Wie ist das mit der Meditation. In der Regel wird doch bei solchen Sportarten meditiert?
Es gibt verschiedene Arten zu meditieren. Während wir uns im Unterricht voll auf die Übungen konzentrieren, verliert man relativ schnell andere negative Gedanken (Stress im Geschäft, Ärger in der Schule usw.). Das ist die Form wie im Taekwon-Do meditiert wird.
In was für einem Zeitraum ist es möglich Schwarzgurt zu werden?
Grundsätzlich kann jeder, der regelmäßig trainiert nach einer gewissen Zeit die Prüfung zum Schwarzgurt ablegen. Wann und wie lange Sie dazu brauchen ist im Wesentlichen vom persönlichen Einsatz abhängig. Es gibt Leute die können innerhalb von 3-4 Jahren die Prüfung zum Schwarzgurt ablegen, andere wiederum brauchen 5-6 Jahre und dann gibt es auch Leute die schaffen es gar nicht, weil sie vorher aufgehört haben.

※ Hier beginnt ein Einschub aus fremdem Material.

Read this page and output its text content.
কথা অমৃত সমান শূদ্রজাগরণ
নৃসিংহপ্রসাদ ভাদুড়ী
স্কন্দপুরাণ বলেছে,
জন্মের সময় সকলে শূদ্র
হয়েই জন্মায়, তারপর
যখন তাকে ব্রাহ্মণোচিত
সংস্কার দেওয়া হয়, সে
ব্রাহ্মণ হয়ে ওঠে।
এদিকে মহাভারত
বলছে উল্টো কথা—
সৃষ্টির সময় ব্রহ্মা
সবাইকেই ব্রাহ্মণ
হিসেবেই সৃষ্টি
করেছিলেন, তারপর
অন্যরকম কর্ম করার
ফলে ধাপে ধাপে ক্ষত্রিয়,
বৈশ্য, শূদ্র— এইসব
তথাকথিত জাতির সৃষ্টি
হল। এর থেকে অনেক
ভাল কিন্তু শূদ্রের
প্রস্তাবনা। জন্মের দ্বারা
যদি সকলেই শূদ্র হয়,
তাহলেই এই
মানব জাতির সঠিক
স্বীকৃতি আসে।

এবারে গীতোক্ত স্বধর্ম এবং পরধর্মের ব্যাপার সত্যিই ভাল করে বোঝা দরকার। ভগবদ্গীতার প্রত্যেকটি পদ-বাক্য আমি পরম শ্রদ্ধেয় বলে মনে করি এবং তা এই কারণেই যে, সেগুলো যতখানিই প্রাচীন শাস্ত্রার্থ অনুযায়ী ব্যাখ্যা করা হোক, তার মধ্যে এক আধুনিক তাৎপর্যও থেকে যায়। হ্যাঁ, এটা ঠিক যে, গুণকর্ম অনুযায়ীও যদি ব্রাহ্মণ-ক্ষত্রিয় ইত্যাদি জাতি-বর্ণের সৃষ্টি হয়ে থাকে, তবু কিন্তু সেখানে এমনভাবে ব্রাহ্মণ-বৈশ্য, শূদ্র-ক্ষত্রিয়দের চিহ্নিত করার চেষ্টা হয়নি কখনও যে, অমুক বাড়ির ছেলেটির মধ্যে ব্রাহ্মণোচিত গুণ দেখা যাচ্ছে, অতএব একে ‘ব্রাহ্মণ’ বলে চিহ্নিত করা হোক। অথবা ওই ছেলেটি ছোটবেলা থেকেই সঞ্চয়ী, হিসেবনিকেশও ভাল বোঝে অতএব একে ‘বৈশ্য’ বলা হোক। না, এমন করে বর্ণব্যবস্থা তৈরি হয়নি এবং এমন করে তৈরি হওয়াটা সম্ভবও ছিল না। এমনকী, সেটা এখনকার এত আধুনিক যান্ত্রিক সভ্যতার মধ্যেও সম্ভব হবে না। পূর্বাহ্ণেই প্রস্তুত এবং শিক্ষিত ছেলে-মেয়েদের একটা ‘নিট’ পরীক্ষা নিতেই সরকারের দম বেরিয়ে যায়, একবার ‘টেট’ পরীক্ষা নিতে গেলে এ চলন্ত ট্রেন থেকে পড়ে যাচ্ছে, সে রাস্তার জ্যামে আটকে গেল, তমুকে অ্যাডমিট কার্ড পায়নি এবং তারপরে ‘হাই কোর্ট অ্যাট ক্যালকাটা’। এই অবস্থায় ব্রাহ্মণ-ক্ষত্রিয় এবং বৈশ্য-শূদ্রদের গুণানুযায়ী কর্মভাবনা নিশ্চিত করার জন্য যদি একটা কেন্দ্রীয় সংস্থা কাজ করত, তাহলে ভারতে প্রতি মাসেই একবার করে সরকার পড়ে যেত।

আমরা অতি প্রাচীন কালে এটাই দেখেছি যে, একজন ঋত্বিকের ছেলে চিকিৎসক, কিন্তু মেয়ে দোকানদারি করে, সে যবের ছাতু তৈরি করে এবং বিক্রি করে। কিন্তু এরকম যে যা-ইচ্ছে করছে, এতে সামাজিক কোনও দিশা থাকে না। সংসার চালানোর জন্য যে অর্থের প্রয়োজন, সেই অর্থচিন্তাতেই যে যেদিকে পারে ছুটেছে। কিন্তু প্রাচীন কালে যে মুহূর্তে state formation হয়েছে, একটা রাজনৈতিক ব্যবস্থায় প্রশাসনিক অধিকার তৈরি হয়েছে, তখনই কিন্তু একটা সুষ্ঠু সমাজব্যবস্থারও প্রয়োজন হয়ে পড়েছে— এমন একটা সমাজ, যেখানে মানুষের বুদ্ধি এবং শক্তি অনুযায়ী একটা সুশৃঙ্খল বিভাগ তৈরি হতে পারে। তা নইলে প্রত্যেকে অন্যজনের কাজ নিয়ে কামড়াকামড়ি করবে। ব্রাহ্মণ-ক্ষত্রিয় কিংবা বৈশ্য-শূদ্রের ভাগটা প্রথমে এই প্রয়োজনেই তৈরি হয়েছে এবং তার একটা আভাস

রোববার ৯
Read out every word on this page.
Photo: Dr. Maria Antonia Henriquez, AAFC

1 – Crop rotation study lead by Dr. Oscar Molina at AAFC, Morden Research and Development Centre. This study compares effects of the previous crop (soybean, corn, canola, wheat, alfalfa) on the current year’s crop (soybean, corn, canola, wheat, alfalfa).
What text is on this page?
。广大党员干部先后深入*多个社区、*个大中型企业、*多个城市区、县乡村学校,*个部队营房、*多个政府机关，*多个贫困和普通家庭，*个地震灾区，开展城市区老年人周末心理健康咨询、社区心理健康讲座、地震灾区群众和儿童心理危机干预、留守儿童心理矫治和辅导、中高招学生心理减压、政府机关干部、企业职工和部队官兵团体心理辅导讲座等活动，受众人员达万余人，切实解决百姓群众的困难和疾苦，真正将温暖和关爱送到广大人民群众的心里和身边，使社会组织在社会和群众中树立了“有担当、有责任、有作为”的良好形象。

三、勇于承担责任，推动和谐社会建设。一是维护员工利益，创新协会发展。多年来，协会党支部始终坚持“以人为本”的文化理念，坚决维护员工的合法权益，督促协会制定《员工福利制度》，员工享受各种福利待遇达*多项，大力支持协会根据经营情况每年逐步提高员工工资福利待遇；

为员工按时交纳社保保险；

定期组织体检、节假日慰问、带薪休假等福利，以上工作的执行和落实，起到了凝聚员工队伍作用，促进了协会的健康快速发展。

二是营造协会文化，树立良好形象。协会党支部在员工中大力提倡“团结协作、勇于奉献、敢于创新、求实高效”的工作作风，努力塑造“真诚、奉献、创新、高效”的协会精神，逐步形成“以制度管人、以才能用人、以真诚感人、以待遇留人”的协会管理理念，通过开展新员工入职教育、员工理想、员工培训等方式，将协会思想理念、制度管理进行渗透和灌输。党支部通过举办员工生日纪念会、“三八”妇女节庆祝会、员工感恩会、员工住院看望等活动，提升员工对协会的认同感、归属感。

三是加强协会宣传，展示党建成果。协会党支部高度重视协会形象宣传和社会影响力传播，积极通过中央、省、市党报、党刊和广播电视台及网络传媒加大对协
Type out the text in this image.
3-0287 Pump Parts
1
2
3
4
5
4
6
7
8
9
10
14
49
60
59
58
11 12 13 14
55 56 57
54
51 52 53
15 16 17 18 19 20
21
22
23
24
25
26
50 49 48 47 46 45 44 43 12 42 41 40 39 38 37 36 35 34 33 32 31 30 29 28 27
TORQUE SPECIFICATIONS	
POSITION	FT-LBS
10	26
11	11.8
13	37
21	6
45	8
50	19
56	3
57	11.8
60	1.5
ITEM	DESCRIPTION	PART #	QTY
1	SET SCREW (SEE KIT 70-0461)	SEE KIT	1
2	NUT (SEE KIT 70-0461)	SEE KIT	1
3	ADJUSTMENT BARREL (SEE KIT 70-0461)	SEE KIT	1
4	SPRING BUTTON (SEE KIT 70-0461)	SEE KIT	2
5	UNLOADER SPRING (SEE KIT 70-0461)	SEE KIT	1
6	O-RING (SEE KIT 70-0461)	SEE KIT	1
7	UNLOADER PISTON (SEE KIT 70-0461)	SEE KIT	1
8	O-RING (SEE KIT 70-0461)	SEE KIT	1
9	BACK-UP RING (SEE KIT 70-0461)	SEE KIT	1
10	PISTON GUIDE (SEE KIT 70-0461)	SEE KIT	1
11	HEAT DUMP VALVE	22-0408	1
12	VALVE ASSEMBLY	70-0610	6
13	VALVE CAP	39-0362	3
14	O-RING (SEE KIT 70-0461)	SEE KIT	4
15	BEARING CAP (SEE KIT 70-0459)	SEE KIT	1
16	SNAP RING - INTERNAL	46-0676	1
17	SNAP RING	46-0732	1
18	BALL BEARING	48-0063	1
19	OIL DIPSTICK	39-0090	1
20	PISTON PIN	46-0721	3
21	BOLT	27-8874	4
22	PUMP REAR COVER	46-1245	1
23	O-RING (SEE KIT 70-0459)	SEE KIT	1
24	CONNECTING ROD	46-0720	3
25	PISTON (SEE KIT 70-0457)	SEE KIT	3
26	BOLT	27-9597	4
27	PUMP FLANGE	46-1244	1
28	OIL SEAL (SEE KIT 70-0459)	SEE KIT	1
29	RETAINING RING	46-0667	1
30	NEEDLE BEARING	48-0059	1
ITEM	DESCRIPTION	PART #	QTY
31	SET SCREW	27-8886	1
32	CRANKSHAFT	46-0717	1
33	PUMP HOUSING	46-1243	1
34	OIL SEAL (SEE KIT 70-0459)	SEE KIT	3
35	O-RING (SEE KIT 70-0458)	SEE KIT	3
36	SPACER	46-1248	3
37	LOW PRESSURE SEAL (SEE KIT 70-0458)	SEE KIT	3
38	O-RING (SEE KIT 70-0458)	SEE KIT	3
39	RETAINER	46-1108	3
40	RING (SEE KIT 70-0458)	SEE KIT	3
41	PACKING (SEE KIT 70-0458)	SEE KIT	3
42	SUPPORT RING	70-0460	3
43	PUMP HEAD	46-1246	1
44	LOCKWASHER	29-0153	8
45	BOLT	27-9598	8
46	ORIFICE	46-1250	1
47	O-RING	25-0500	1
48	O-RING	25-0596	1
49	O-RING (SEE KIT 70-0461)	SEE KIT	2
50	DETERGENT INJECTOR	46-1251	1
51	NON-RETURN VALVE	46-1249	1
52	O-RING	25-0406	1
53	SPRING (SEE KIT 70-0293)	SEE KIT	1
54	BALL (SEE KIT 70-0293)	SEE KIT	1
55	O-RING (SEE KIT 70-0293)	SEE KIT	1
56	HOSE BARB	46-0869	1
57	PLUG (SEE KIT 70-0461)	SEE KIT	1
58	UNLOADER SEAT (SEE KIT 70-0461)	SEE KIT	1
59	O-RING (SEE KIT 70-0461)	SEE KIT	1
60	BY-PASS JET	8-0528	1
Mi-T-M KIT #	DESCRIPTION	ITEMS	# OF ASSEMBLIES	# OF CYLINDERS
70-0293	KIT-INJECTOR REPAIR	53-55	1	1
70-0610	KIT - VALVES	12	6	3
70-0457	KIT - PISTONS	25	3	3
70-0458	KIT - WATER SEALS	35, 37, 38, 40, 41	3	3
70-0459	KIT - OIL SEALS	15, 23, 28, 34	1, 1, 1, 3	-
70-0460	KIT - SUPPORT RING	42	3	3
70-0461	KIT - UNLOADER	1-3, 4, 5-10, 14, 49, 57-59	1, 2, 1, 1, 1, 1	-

Fördert diese Sportart nicht noch mehr die Aggressivität?
Ganz klar Nein. Aggressivität entsteht in vielen fällen mangels Selbstbewusstsein und innerer Unausgeglichenheit. Leute, welche in unserer Schule trainieren sind nach einer gewissen Zeit ausgeglichener und selbstbewusster, sie haben nicht das Verlangen ihr können an Unterlegenen auszuprobieren. Insbesondere Kinder und Jugendliche lernen im Training zu gehorchen und Rücksicht auf andere zu nehmen. Sie lernen sich zu beherrschen, und dass Taekwon-Do wirklich nur im Ernstfall gebraucht werden darf. Des Weiteren ist es auch so, dass nicht jeder in unserer Schule genommen wird. Diejenigen welche den Eindruck erwecken, dass sie Taekwon-Do für Schlägereien oder dergleichen ausnützen wollen haben keinen Zutritt zu unserer Schule. Seit 1988 betreibe ich das Taekwon-Do-Center Dreiländereck und noch nie hat es sich ergeben, dass ein sogenanntes "Schwarzes Schaf" bei uns trainiert hat.
Als ich 1988 das Taekwon-Do-Center Dreiländereck gegründet habe, war mein oberster Grundsatz keine Schläger oder dergleichen auszubilden!
Diesen Grundsatz habe ich bis heute nicht aus den Augen verloren. Die Kontinuität und der Erfolg meiner Sportschule können dies nur bestätigen.